Educate and train employees. Workers must be trained on what the corporate policy for social media is, as well as how social media tools can actually (and wisely) be used. At Prudential, each business unit’s chief compliance officer and chief legal officer receives standard training on the regulatory and risk issues, so they can help their unit craft specific policies and procedures. They also get a demonstration of social media sites’ functionality.

In addition, Corej said, Prudential plans to hold mandatory, Web-based training for all full-time employees as well as temps and vendors working with the firm.
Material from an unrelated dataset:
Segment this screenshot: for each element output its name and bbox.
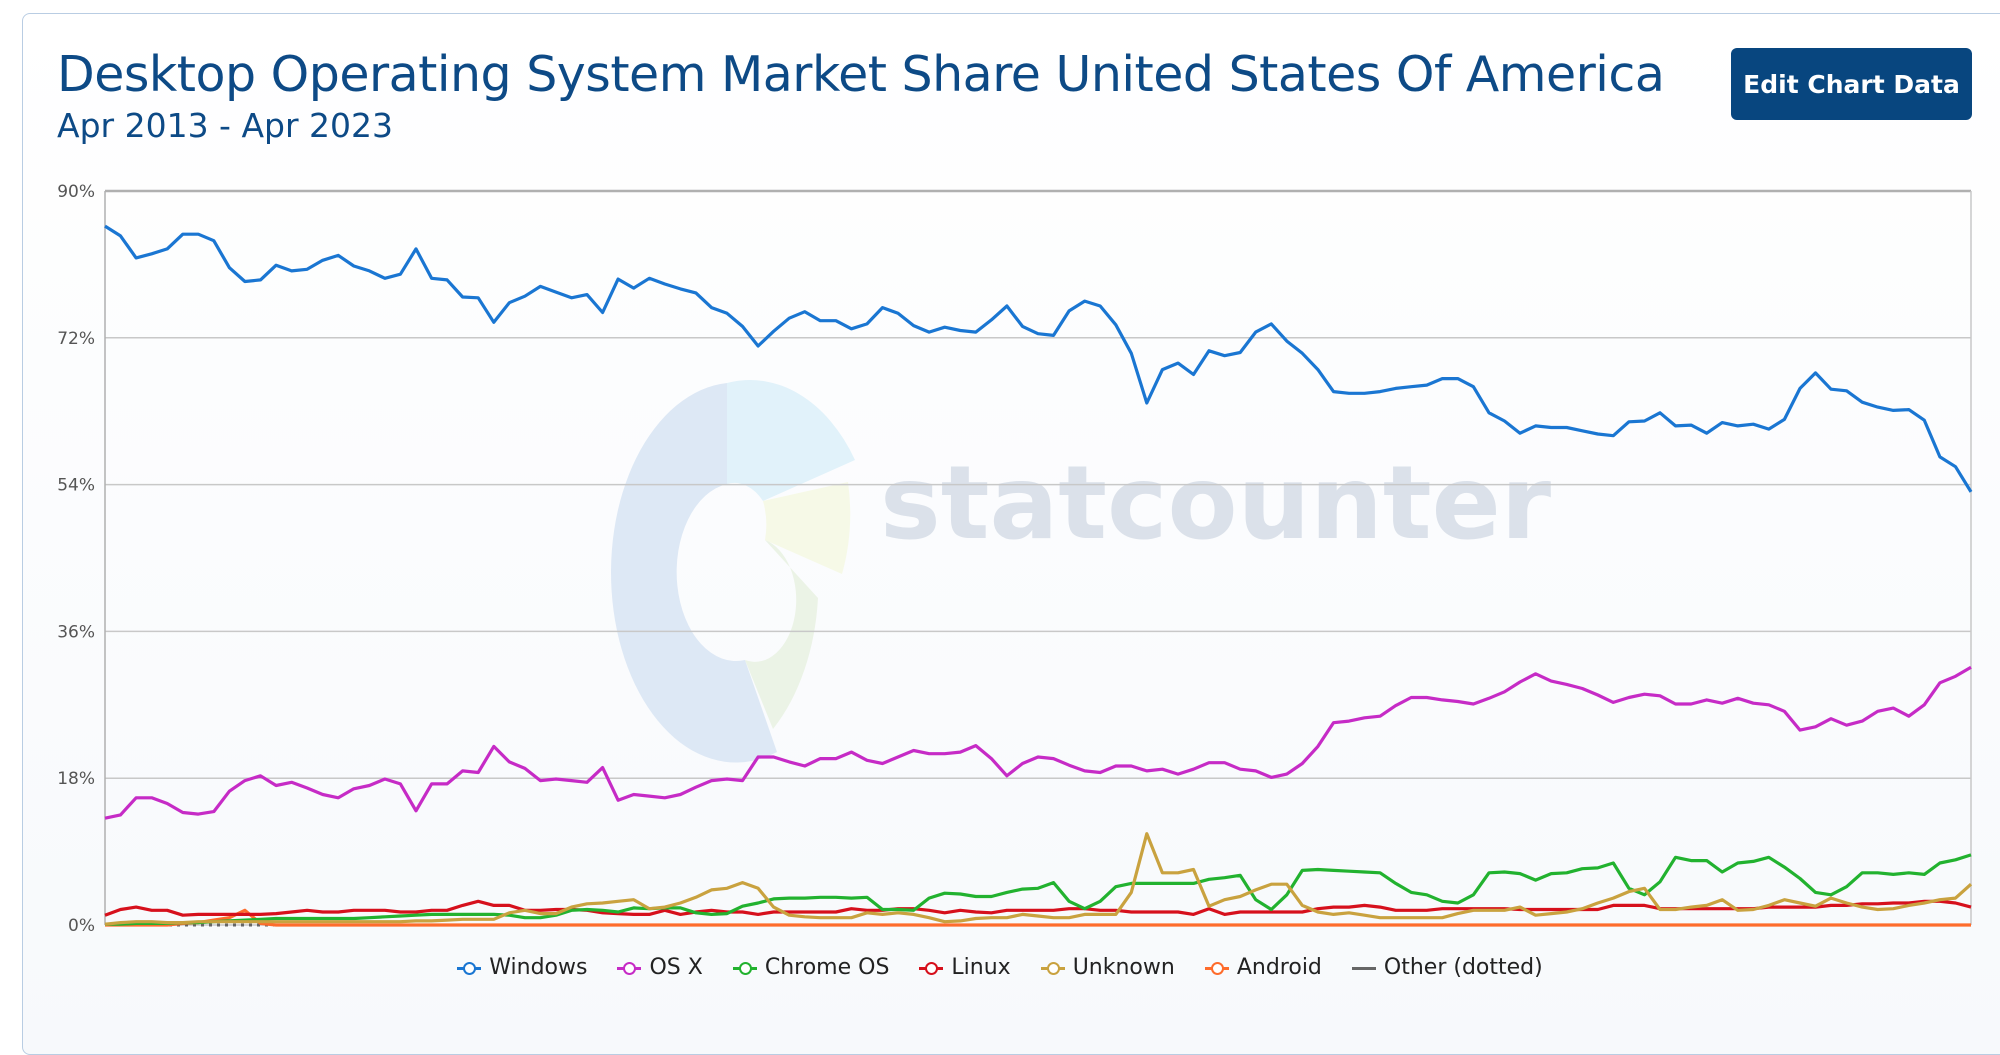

That training will address the risks and consequences of using social media in the wrong way, rather than sites’ functionality. “The idea around it is the responsible use of social media,” she said.

That being said, training employees on the workings of individual social media sites is also important, so they can see how FINRA’s guidance applies to specific sites. For example, Corej said, it’s critical for employees to understand whether content is “static” (say, a LinkedIn profile) or “interactive” (such as Twitter). The distinction looms large in how FINRA views communications passed along to financial firms’ customers: Static content must be pre-approved by the firm; interactive content does not.

Assess technology solutions. Since employees will often forget what is and is not permissible in social media, automated tools to prevent non-compliant behavior might also be necessary. Corej said Prudential is working with numerous vendors to launch pilot programs and find the right controls to keep social media usage compliant.

All in all, Bockius says, “firms are realizing that prohibition isn’t the answer.” He compares social media to the rise of e-mail and Internet usage in the 1990s. “The same is going to be true with social networking,” he says. “The only difference is it’s going to come around much more quickly.”